Bed Jokes - 2

Bed Jokes – 2

How do you know when there is an elephant under your bed?
When your nose touches the ceiling!

Bed Jokes - 6

Bed Jokes – 6

You can’t have any more chocolates tonight. It’s not good for you to go to bed on a full stomach. Oh, Mum. I promise I’ll lay on my side.

Bed Jokes - 9

Bed Jokes – 9

A husband and his wife were having a big argument at breakfast. “You aren’t so good in bed either!” he shouted and stormed off to work. By midmorning, he decided he’d better make amends and phoned home. After many rings, his wife picked up the phone. “What took you so long to answer?”
“I was in bed.” “What were you doing in bed this late?” “Getting a second opinion.”

Bed Jokes - 4

Bed Jokes – 4

Counselor: How many times did I tell you to make your bed?
Jane: I can’t answer. I didn’t know I was supposed to keep count!

Bed Jokes - 8

Bed Jokes – 8

A friend replaced his bed with a trampoline without telling his partner.
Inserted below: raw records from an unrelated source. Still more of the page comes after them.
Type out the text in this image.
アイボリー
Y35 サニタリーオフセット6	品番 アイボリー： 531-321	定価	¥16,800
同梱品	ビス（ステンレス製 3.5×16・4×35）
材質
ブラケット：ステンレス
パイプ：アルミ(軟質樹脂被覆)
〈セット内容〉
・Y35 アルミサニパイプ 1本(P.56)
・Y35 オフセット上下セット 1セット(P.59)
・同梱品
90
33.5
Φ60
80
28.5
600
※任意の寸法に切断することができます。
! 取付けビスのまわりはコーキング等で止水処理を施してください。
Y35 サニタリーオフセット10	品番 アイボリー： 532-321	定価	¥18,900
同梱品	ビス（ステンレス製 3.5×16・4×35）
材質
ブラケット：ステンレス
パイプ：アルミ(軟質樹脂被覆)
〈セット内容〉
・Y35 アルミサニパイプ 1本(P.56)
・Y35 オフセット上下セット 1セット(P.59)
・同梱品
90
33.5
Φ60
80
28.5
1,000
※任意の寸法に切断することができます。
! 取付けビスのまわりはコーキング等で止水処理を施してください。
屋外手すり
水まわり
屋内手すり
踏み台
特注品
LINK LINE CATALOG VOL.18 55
She hit the roof.
An old lady is being examined by a doctor who asks her: “Have you ever been bedridden?”
The old lady smiles and says: “I certainly have and I’ve been table ended and back scuttled a few times too!”

Bed Jokes - 5

Bed Jokes – 5

Two friends who lived in the town were chatting. “I’ve just bought a pig,” said the first. “But where will you keep it?” said the second. “Your yard’s much too small for a pig!” “I’m going to keep it under my bed,” replied his friend. “But what about the smell?” “He’ll soon get used to that.”

Bed Jokes - 10

Bed Joke – 10

Why are married women heavier than single women?

Single women come home, see what’s in the fridge and go to bed. Married women come home, see what’s in bed and go to the fridge.